Im zweiten Abschnitt brachte TSG-Trainer Alfred Schreuder für den angeschlagenen Bebou den jungen Maximilian Beier. Der 17-jährige Offensivspieler stand in seinem dritten Bundesligaspiel nach wenige Minuten gleich im Mittelpunkt. Nach herrlichem Zuspiel von Sebastian Rudy kam er auf Höhe des Elfmeterpunktes frei zum Torschuss, setzte den Ball aber um Zentimeter neben den linken Pfosten (54.).

Im Gegenzug scheiterte Ibisevic am reaktionsschnellen Baumann (55.). Die Gäste wirkten in dieser Phase etwas druckvoller und entschieden die Partie mit einem Doppelschlag. Zunächst lenkte Kevin Akpoguma einen Distanzschuss von Peter Pekarik unglücklich ins eigene Tor (58.), und nur zwei Minuten später köpfte Ibisevic eine Plattenhardt-Flanke zum 2:0 in die Maschen (60.). Gegenspieler Akpoguma ließ dem Torschützen dabei viel zu viel Raum.

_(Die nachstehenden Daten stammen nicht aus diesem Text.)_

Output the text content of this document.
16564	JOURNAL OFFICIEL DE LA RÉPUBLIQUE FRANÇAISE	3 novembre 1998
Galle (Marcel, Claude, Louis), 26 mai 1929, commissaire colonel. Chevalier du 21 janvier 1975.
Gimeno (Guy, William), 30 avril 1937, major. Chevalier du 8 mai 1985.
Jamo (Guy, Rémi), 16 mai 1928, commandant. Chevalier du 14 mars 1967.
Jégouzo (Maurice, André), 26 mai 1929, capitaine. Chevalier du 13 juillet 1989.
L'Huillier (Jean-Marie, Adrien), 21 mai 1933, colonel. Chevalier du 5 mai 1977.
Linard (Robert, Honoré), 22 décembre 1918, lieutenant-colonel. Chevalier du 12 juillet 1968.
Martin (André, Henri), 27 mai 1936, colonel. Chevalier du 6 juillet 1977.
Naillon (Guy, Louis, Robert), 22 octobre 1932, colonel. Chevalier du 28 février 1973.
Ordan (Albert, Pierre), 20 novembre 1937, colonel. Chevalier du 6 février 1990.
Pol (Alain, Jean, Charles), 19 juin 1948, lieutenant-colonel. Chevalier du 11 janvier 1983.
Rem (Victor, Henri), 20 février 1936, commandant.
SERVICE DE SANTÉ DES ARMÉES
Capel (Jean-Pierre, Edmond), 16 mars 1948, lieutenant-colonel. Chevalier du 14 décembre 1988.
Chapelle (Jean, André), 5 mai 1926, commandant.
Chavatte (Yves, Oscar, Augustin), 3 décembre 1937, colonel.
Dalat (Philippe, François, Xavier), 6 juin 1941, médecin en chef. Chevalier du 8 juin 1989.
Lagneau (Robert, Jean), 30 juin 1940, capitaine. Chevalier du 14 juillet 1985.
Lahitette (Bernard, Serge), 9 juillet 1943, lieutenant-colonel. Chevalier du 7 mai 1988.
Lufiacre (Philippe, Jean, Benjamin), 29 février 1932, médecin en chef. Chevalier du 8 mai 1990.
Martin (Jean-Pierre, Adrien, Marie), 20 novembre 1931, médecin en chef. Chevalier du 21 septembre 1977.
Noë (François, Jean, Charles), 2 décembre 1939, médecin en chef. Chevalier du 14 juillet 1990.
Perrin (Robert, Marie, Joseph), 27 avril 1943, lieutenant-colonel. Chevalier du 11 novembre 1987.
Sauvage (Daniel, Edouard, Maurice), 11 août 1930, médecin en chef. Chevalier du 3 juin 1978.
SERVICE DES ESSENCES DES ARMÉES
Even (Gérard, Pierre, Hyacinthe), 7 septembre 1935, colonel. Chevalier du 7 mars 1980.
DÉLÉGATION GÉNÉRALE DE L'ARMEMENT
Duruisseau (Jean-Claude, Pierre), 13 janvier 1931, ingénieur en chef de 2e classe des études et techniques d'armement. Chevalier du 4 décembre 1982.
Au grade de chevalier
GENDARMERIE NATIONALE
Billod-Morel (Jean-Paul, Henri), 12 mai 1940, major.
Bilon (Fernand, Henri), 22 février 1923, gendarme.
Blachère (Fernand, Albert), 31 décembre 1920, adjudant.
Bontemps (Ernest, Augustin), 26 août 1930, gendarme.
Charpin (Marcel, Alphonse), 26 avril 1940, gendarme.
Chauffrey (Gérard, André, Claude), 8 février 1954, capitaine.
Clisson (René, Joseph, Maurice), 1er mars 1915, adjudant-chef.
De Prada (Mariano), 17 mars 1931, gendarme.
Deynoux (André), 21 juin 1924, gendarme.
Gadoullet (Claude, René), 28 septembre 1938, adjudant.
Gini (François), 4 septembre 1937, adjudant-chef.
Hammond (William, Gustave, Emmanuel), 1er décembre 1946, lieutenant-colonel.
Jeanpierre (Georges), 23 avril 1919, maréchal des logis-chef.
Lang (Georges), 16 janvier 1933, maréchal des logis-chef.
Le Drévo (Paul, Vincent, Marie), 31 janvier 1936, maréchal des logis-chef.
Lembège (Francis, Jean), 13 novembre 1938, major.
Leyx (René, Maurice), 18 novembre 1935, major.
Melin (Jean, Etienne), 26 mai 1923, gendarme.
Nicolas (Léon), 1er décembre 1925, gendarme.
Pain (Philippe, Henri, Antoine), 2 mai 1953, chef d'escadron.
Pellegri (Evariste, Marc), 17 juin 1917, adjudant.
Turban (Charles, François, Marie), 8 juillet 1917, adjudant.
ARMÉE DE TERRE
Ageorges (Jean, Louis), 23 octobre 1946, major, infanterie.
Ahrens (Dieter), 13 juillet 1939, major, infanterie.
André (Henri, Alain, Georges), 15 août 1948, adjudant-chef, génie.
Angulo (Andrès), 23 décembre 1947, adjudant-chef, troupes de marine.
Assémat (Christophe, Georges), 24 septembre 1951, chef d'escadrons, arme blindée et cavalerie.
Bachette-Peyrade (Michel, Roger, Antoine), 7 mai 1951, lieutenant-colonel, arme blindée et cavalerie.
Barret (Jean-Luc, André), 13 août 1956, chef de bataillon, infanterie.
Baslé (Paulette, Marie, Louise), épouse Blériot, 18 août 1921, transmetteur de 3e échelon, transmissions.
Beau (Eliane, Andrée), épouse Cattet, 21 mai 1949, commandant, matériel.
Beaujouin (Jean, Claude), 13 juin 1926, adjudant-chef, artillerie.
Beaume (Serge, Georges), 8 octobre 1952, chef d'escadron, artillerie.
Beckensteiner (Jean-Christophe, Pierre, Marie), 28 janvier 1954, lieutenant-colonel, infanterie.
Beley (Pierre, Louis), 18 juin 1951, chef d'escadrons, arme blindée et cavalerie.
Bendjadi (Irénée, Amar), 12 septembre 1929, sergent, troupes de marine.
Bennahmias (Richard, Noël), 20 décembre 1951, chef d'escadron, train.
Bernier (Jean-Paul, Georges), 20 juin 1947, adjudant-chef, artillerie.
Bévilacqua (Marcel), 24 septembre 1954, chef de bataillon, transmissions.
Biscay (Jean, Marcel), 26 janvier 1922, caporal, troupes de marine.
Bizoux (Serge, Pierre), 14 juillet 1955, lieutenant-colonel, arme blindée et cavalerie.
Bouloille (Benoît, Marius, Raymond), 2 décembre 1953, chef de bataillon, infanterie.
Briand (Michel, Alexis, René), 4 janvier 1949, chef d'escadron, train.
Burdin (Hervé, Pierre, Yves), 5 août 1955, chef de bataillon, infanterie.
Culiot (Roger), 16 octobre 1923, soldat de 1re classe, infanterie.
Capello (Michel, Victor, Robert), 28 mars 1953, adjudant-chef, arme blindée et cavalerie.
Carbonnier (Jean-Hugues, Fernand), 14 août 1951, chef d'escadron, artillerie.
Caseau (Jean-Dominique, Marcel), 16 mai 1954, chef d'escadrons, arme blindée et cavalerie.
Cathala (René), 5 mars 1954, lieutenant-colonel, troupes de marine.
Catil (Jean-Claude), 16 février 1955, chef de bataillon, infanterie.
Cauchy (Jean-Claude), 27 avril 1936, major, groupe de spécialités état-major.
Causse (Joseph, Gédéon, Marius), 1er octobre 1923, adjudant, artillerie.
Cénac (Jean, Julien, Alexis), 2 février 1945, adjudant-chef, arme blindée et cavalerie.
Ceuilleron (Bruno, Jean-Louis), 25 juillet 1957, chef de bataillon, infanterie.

Die TSG drückte jetzt, während die Gäste sich zurückzogen und auf Konter lauerten. Nachdem Florian Grillitsch aus acht Metern den Ball nicht im Tor unterbringen konnte (71.), zeigte der Brasilianer Cunha sein ganzes Können, indem er am linken Flügel Akoguma hinter sich ließ und aus spitzem Winkel mit einem platzierten Rechtsschuss zum 0:3 traf (74.).

Es sprach für die Moral der Hoffenheimer, die sich weiter mühten, aber erneut durch Baumgartner (76.) und Bruun Larsen (78.) weitere Hochkaräter vergaben. In der Nachspielzeit hatten die Gäste durch Arne Maier noch einen Pfostenschuss (90.+3), während bei der TSG der junge Beier am glänzend parierenden Keeper Jarstein scheiterte (90.+5). Es blieb beim 0:3, der inzwischen achten TSG-Heimniederlage der Saison. Die Gäste waren aufgrund ihrer effizienteren Spielweise und Kaltschnäuzigkeit vor dem Tor eine verdienter Sieger. Die Hoffenheimern, die sehnlichst auf die Genesung ihrer verletzten Stürmer hoffen, gastieren am Samstag (15.30 Uhr) bei SC Paderborn.

TSG Hoffenheim: Baumann - Kaderabek, Akpoguma, Hübner, Posch - Rudy (66. Geiger), Grillitsch, Zuber (66. Bruun Larsen) - Baumgartner (90. Elmkies), Bebou (46. Beier), Skov

Hertha BSC Berlin: Jarstein - Pekarik, Boyata, Torunarigha, Plattenhardt - Skjelbred (87. Ascasibar), Grujic - Lukebakio (79. Ngankam), Cunha (79. Maier), Mittelstädt - Ibisevic (79. Piatek)

Tore: 0:1 Akpoguma (Eigentor, 58.), 0:2 Ibisevic (60.), 0:3 Cunha (74.)